August 2020

Graphic designed by Phil Ruge-Jones

As Christ-followers and as tellers, we have been called to feed people. As part of living into that call, we surrender up our gifts that God might bless and multiply and use them to feed others. We feed the hungry, the poor, the sick, the downtrodden. We feed the well, as well. But, contrary to the world’s feeding where the feeding is so often about getting full, I wonder if we are not called to feed others until they are hungry. At the end of each Festival Gathering, I am always left wanting…wanting to get more…to give/do/tell more…to invite more… Again, I find myself at that place…at the end of a Festival Gathering…wanting more…which must mean we were served generously and well. Thank you to all who planned and helped to execute this Virtual Festival Gathering that fed and filled us just enough to want to come back to get more and go forth to give more. Blessings to All!

Kathy Culmer’s Aug. 1 post on the NBSI Facebook page following the 2020 Virtual Festival Gathering of the Network of Biblical Storytellers

The summer is slipping away. Happy memories of the 2020 Virtual Festival Gathering of the Network of Biblical Storytellers are fading. It was an amazingly successful event thanks to the hard work and creativity of people like Kathy Culmer who organized all the workshops. And to many, many others who did so much to plan, coordinate, train, and pull together a myriad of digital pieces.

The epic telling of Amos and Micah with pre-recorded video of tellers from everywhere was different than a live experience, but still very compelling. Tom participated in Amos, bringing up the rear telling the concluding verses.

We missed being with people in person, but being virtual meant people from all over the world could, and did participate. Sarah Agnew, the keynote speaker, came to us from Australia. Her presentations were pre-recorded, but she got up at 3 a.m. Australian time to be with us during her talks and so could participate in the Chat during her talks! She told us afterwards how delightfully strange that was.
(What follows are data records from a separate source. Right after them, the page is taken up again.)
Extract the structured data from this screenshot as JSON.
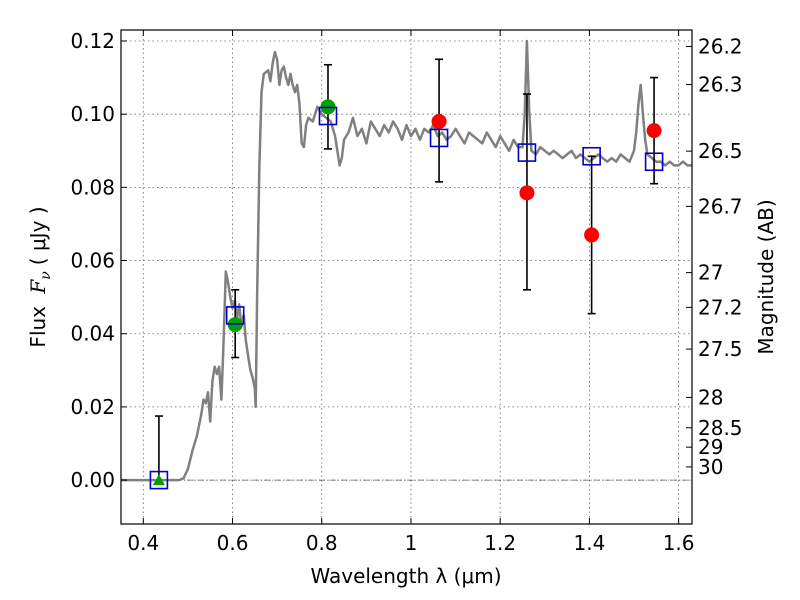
{
  "chart_data": {
    "type": "scatter",
    "xlabel": "Wavelength  λ (μm)",
    "ylabel": "Flux  F_ν  ( μJy )",
    "ylabel_parts": {
      "prefix": "Flux",
      "symbol": "F",
      "subscript": "ν",
      "unit": "( μJy )"
    },
    "y2label": "Magnitude (AB)",
    "xlim": [
      0.35,
      1.63
    ],
    "ylim": [
      -0.012,
      0.123
    ],
    "x_ticks": [
      0.4,
      0.6,
      0.8,
      1.0,
      1.2,
      1.4,
      1.6
    ],
    "x_tick_labels": [
      "0.4",
      "0.6",
      "0.8",
      "1",
      "1.2",
      "1.4",
      "1.6"
    ],
    "y_ticks": [
      0.0,
      0.02,
      0.04,
      0.06,
      0.08,
      0.1,
      0.12
    ],
    "y_tick_labels": [
      "0.00",
      "0.02",
      "0.04",
      "0.06",
      "0.08",
      "0.10",
      "0.12"
    ],
    "mag_ticks": [
      {
        "label": "26.2",
        "flux": 0.1185
      },
      {
        "label": "26.3",
        "flux": 0.1081
      },
      {
        "label": "26.5",
        "flux": 0.0899
      },
      {
        "label": "26.7",
        "flux": 0.0748
      },
      {
        "label": "27",
        "flux": 0.0567
      },
      {
        "label": "27.2",
        "flux": 0.0472
      },
      {
        "label": "27.5",
        "flux": 0.0358
      },
      {
        "label": "28",
        "flux": 0.0226
      },
      {
        "label": "28.5",
        "flux": 0.0143
      },
      {
        "label": "29",
        "flux": 0.009
      },
      {
        "label": "30",
        "flux": 0.0036
      }
    ],
    "grid": true,
    "zero_line": true,
    "colors": {
      "spectrum": "#808080",
      "green": "#00a000",
      "red": "#ff0000",
      "model_box": "#0000cc",
      "errorbar": "#000000"
    },
    "series": [
      {
        "kind": "spectrum",
        "points": [
          [
            0.35,
            0.0
          ],
          [
            0.48,
            0.0
          ],
          [
            0.49,
            0.0005
          ],
          [
            0.5,
            0.003
          ],
          [
            0.51,
            0.008
          ],
          [
            0.52,
            0.012
          ],
          [
            0.53,
            0.018
          ],
          [
            0.535,
            0.022
          ],
          [
            0.54,
            0.021
          ],
          [
            0.545,
            0.024
          ],
          [
            0.55,
            0.016
          ],
          [
            0.555,
            0.027
          ],
          [
            0.56,
            0.031
          ],
          [
            0.565,
            0.029
          ],
          [
            0.57,
            0.031
          ],
          [
            0.575,
            0.022
          ],
          [
            0.58,
            0.038
          ],
          [
            0.585,
            0.057
          ],
          [
            0.59,
            0.054
          ],
          [
            0.595,
            0.05
          ],
          [
            0.6,
            0.047
          ],
          [
            0.605,
            0.049
          ],
          [
            0.61,
            0.044
          ],
          [
            0.615,
            0.048
          ],
          [
            0.62,
            0.042
          ],
          [
            0.625,
            0.045
          ],
          [
            0.63,
            0.038
          ],
          [
            0.635,
            0.034
          ],
          [
            0.64,
            0.03
          ],
          [
            0.645,
            0.028
          ],
          [
            0.65,
            0.025
          ],
          [
            0.652,
            0.02
          ],
          [
            0.655,
            0.05
          ],
          [
            0.66,
            0.085
          ],
          [
            0.665,
            0.106
          ],
          [
            0.67,
            0.111
          ],
          [
            0.68,
            0.112
          ],
          [
            0.685,
            0.109
          ],
          [
            0.69,
            0.114
          ],
          [
            0.695,
            0.117
          ],
          [
            0.7,
            0.115
          ],
          [
            0.705,
            0.108
          ],
          [
            0.71,
            0.112
          ],
          [
            0.715,
            0.113
          ],
          [
            0.72,
            0.11
          ],
          [
            0.725,
            0.108
          ],
          [
            0.73,
            0.111
          ],
          [
            0.735,
            0.108
          ],
          [
            0.74,
            0.106
          ],
          [
            0.745,
            0.108
          ],
          [
            0.75,
            0.103
          ],
          [
            0.755,
            0.092
          ],
          [
            0.76,
            0.091
          ],
          [
            0.765,
            0.097
          ],
          [
            0.77,
            0.099
          ],
          [
            0.78,
            0.098
          ],
          [
            0.79,
            0.102
          ],
          [
            0.8,
            0.1
          ],
          [
            0.81,
            0.099
          ],
          [
            0.82,
            0.098
          ],
          [
            0.83,
            0.094
          ],
          [
            0.84,
            0.086
          ],
          [
            0.845,
            0.088
          ],
          [
            0.85,
            0.093
          ],
          [
            0.86,
            0.095
          ],
          [
            0.87,
            0.099
          ],
          [
            0.88,
            0.094
          ],
          [
            0.89,
            0.096
          ],
          [
            0.9,
            0.092
          ],
          [
            0.91,
            0.098
          ],
          [
            0.92,
            0.096
          ],
          [
            0.93,
            0.094
          ],
          [
            0.94,
            0.097
          ],
          [
            0.95,
            0.095
          ],
          [
            0.96,
            0.098
          ],
          [
            0.97,
            0.096
          ],
          [
            0.98,
            0.093
          ],
          [
            0.99,
            0.097
          ],
          [
            1.0,
            0.094
          ],
          [
            1.01,
            0.096
          ],
          [
            1.02,
            0.093
          ],
          [
            1.03,
            0.096
          ],
          [
            1.04,
            0.095
          ],
          [
            1.05,
            0.097
          ],
          [
            1.06,
            0.094
          ],
          [
            1.07,
            0.095
          ],
          [
            1.08,
            0.093
          ],
          [
            1.09,
            0.094
          ],
          [
            1.1,
            0.096
          ],
          [
            1.11,
            0.094
          ],
          [
            1.12,
            0.092
          ],
          [
            1.13,
            0.095
          ],
          [
            1.14,
            0.094
          ],
          [
            1.15,
            0.093
          ],
          [
            1.16,
            0.092
          ],
          [
            1.17,
            0.095
          ],
          [
            1.18,
            0.093
          ],
          [
            1.19,
            0.091
          ],
          [
            1.2,
            0.094
          ],
          [
            1.21,
            0.092
          ],
          [
            1.22,
            0.09
          ],
          [
            1.23,
            0.093
          ],
          [
            1.24,
            0.091
          ],
          [
            1.25,
            0.091
          ],
          [
            1.255,
            0.1
          ],
          [
            1.26,
            0.12
          ],
          [
            1.265,
            0.101
          ],
          [
            1.27,
            0.09
          ],
          [
            1.28,
            0.089
          ],
          [
            1.29,
            0.091
          ],
          [
            1.3,
            0.09
          ],
          [
            1.31,
            0.089
          ],
          [
            1.32,
            0.09
          ],
          [
            1.33,
            0.089
          ],
          [
            1.34,
            0.088
          ],
          [
            1.35,
            0.089
          ],
          [
            1.36,
            0.09
          ],
          [
            1.37,
            0.088
          ],
          [
            1.38,
            0.089
          ],
          [
            1.39,
            0.088
          ],
          [
            1.4,
            0.087
          ],
          [
            1.41,
            0.088
          ],
          [
            1.42,
            0.089
          ],
          [
            1.43,
            0.088
          ],
          [
            1.44,
            0.087
          ],
          [
            1.45,
            0.088
          ],
          [
            1.46,
            0.087
          ],
          [
            1.47,
            0.089
          ],
          [
            1.48,
            0.088
          ],
          [
            1.49,
            0.087
          ],
          [
            1.5,
            0.09
          ],
          [
            1.505,
            0.095
          ],
          [
            1.51,
            0.103
          ],
          [
            1.515,
            0.108
          ],
          [
            1.52,
            0.1
          ],
          [
            1.525,
            0.093
          ],
          [
            1.53,
            0.089
          ],
          [
            1.54,
            0.088
          ],
          [
            1.55,
            0.087
          ],
          [
            1.56,
            0.087
          ],
          [
            1.57,
            0.086
          ],
          [
            1.58,
            0.087
          ],
          [
            1.59,
            0.086
          ],
          [
            1.6,
            0.086
          ],
          [
            1.61,
            0.087
          ],
          [
            1.62,
            0.086
          ],
          [
            1.63,
            0.086
          ]
        ]
      },
      {
        "kind": "observed",
        "points": [
          {
            "x": 0.435,
            "y": 0.0,
            "err_low": 0.0,
            "err_high": 0.0175,
            "color": "green",
            "marker": "triangle"
          },
          {
            "x": 0.606,
            "y": 0.0425,
            "err_low": 0.0335,
            "err_high": 0.052,
            "color": "green",
            "marker": "circle"
          },
          {
            "x": 0.814,
            "y": 0.102,
            "err_low": 0.0905,
            "err_high": 0.1135,
            "color": "green",
            "marker": "circle"
          },
          {
            "x": 1.063,
            "y": 0.098,
            "err_low": 0.0815,
            "err_high": 0.115,
            "color": "red",
            "marker": "circle"
          },
          {
            "x": 1.26,
            "y": 0.0785,
            "err_low": 0.052,
            "err_high": 0.1055,
            "color": "red",
            "marker": "circle"
          },
          {
            "x": 1.405,
            "y": 0.067,
            "err_low": 0.0455,
            "err_high": 0.0885,
            "color": "red",
            "marker": "circle"
          },
          {
            "x": 1.545,
            "y": 0.0955,
            "err_low": 0.081,
            "err_high": 0.11,
            "color": "red",
            "marker": "circle"
          }
        ]
      },
      {
        "kind": "model",
        "points": [
          {
            "x": 0.435,
            "y": 0.0
          },
          {
            "x": 0.606,
            "y": 0.045
          },
          {
            "x": 0.814,
            "y": 0.0995
          },
          {
            "x": 1.063,
            "y": 0.0935
          },
          {
            "x": 1.26,
            "y": 0.0895
          },
          {
            "x": 1.405,
            "y": 0.0885
          },
          {
            "x": 1.545,
            "y": 0.087
          }
        ]
      }
    ]
  }
}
GoTell Board member David Larson and I led an introductory workshop on Jonah 3 which included participants from Canada, Jamaica, and Albania. Tom and I in Ohio were honored to participate in the closing worship, along with George Minang in Cameroon (see the June-July post about his biblical storytelling ministry there).

Who would have imagined a “Virtual Festival Gathering” five months ago, when everything came to a standstill. I remember celebrating St. Patrick’s Day at home on the same day I told the chaplain at the jail that I would not be coming to lead my Circle of the Word program with women because of the virus. Nor would our fledgling scripture by heart group at McKinley UMC be telling in worship the next Sunday.

In April I was invited to tell a story to open a “Gospel Showcase” using Zoom and Facebook Live. I told the opening scene of the Pentecost story in English and Spanish for another Zoom recording. There was a deep sense of satisfaction to be learning and telling again, if only to a bright green dot above a laptop screen. Starting with Pentecost, Tom and I began telling scripture for Sunday worship to a handful of worship leaders, empty pews, and a camera in the balcony at McKinley for YouTube and Facebook Live.

As faith communities began to move mission and ministry online, so did GoTell. In May, Tom and I recorded a telling with Q & A commentary on the upcoming Gospel in the lectionary. We really didn’t think about how long we would continue; once was a great victory! We received enough feedback that we did it the next week, and the next, and the next. Until we felt some commitment to continue, at least as long as Tom was willing to learn a new story each week and a percentage of persons were clicking on a link in the Constant Contact email we sent out.